Endocrine Abstracts

Background: MiNEN are a rare histological subgroup defined by the association of at least two morphologically different neoplastic components, including one neuroendocrine. The diagnosis and therapeutic management of MiNEN is considered challenging resulting from the rarity and heterogeneity of this subgroup.

Case: We present the case of a 68-year-old Caucasian male who attended the emergency department with symptomatic hypoglycaemia on a background of poorly controlled type 2 diabetes, weight loss and constipation. ECOG performance status was 2. A CT scan revealed a pancreatic tail mass with extensive bilobar liver metastases, the largest of which was in segment 5 measuring 6x4 cm. A liver biopsy revealed a high grade mixed neuroendocrine non-neuroendocrine neoplasm (MiNEN), consisting of acinar cell carcinoma and a focus of neuroendocrine carcinoma (NEC) of large cell type. The acinar cell carcinoma was suspected more predominant than the neuroendocrine component. Immunostaining was diffusely positive for CK7 and bcl10; chromogranin, synaptophysin and trypsin were moderately expressed. CEA, CD56, CA19–9 and p53 were negative; Ki67 was >70% in hot spots. 68Ga-DOTATATE PET/CT scan showed no sites of increased uptake. As per specialist NET multidisciplinary meeting and in the absence of specific guidelines, he was treated with gemcitabine (due to the predominant acinar component) and cisplatin (given the focal high grade NEC component). Dose modifications were required based on the borderline performance status and thrombocytopenia secondary to splenomegaly due to tumour related splenic vein compression. Following the first cycle of chemotherapy, he continued to deteriorate and was deemed unfit for further chemotherapy and was managed with best supportive care. He died only 3 months from initial diagnosis.
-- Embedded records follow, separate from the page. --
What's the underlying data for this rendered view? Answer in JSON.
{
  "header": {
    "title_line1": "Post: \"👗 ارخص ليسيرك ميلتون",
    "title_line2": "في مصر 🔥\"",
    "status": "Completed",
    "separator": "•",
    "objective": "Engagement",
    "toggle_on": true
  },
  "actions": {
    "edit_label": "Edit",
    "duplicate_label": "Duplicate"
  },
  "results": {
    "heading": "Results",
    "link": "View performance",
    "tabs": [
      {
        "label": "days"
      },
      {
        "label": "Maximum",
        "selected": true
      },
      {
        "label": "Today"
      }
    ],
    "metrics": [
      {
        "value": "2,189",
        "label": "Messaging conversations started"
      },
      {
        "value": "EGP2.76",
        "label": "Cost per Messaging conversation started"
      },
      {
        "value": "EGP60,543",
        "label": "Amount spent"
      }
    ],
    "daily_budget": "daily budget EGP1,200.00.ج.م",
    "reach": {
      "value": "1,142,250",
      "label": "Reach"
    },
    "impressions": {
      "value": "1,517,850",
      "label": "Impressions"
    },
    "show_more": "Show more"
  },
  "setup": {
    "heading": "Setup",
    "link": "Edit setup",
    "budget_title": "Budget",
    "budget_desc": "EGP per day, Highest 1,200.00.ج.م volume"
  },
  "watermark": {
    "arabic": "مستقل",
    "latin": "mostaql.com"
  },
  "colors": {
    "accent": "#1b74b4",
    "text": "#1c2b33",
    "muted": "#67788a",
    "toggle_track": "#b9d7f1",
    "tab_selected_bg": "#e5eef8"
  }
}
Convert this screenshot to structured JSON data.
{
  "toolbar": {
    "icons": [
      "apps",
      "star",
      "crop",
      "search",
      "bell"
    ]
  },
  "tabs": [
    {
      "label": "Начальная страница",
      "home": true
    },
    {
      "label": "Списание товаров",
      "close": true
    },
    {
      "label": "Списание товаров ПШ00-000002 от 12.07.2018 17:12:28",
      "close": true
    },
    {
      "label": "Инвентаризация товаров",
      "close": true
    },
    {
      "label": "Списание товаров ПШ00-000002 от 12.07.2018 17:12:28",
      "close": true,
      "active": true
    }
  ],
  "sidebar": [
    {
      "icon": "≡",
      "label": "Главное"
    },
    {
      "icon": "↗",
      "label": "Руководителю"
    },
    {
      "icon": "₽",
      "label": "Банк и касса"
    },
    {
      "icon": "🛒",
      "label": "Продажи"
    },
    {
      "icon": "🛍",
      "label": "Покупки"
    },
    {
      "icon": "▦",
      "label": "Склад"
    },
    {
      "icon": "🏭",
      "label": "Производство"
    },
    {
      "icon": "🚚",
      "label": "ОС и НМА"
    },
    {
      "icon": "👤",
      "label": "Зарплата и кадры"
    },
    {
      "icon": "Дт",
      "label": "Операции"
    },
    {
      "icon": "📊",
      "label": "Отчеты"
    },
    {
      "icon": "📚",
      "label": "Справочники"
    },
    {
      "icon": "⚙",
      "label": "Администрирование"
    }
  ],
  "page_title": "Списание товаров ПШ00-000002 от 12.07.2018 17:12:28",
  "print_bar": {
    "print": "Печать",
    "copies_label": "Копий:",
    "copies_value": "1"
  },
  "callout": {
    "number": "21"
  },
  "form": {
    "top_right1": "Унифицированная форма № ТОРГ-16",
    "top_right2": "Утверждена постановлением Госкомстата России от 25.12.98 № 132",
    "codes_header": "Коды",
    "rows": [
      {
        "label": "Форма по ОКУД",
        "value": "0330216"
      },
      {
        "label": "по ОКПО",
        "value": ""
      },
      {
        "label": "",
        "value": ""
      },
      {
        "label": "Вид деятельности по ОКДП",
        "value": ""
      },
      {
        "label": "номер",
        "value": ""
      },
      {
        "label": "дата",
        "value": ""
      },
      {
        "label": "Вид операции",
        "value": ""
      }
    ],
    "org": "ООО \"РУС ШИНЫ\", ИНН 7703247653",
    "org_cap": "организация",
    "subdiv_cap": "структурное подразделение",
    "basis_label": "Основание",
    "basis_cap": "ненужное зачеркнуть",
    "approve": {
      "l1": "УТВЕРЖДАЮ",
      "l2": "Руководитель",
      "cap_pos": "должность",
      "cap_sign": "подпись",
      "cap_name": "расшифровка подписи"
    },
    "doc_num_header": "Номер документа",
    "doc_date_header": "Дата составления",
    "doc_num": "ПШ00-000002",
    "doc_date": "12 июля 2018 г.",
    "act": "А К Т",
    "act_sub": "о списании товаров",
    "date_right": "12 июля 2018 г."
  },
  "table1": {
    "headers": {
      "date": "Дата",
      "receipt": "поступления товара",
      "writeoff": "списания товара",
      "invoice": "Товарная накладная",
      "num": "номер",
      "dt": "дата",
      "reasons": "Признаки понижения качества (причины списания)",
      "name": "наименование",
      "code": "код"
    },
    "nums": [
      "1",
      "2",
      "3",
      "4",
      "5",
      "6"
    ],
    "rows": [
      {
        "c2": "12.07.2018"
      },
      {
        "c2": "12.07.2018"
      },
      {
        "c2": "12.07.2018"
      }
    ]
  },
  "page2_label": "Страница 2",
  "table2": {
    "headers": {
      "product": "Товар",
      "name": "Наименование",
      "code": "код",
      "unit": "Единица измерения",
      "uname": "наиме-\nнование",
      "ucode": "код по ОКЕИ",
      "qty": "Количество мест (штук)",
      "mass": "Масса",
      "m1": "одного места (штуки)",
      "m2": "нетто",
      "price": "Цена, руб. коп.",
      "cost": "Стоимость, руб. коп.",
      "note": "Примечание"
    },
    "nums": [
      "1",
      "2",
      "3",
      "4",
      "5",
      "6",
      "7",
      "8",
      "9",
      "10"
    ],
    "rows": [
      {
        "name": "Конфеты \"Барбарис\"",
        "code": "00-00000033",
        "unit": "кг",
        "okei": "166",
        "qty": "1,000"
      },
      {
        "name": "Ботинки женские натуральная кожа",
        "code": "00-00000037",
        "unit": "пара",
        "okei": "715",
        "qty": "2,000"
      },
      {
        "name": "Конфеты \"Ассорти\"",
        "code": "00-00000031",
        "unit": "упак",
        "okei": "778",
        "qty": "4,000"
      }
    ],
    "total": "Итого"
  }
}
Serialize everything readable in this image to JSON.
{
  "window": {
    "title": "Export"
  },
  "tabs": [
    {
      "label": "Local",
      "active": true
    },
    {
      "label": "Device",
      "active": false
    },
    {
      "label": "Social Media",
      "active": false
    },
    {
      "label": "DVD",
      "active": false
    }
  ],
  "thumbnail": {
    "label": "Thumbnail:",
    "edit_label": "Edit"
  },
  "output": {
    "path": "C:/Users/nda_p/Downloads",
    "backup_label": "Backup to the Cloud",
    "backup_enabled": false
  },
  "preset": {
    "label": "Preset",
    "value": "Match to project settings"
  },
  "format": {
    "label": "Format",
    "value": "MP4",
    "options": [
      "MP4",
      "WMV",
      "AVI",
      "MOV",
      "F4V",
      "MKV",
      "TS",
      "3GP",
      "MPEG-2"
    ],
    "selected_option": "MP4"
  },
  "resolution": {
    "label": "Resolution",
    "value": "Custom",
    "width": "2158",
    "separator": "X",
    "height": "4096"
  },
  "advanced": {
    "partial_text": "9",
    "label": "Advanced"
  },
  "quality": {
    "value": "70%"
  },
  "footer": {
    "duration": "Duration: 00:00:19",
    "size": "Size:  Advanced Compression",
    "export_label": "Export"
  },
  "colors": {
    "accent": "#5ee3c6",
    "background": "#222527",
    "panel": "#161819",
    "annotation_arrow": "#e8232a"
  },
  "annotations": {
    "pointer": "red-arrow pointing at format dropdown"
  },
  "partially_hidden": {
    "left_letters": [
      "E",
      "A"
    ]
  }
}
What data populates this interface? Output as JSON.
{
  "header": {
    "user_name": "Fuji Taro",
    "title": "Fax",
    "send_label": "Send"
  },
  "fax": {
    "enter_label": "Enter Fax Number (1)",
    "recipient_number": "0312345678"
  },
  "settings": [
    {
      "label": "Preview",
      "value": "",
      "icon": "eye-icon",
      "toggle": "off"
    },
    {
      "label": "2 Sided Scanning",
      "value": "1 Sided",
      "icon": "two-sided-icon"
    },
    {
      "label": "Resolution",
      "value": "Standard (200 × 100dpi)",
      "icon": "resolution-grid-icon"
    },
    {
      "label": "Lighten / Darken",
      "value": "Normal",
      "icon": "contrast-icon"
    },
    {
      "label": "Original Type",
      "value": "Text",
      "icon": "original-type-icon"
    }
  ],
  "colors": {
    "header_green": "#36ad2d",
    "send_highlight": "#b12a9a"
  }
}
Conclusion: MiNEN is a rare entity which requires timely and accurate diagnosis. This case highlights the inadequacy of relevant clinical evidence, the difficulties associated with determining optimal therapeutic approaches and the poor prognosis associated with high grade MiNEN. The identification of genomic markers to define the molecular heterogeneity of MiNEN will be essential for the development of targeted treatments and prediction of patient outcomes.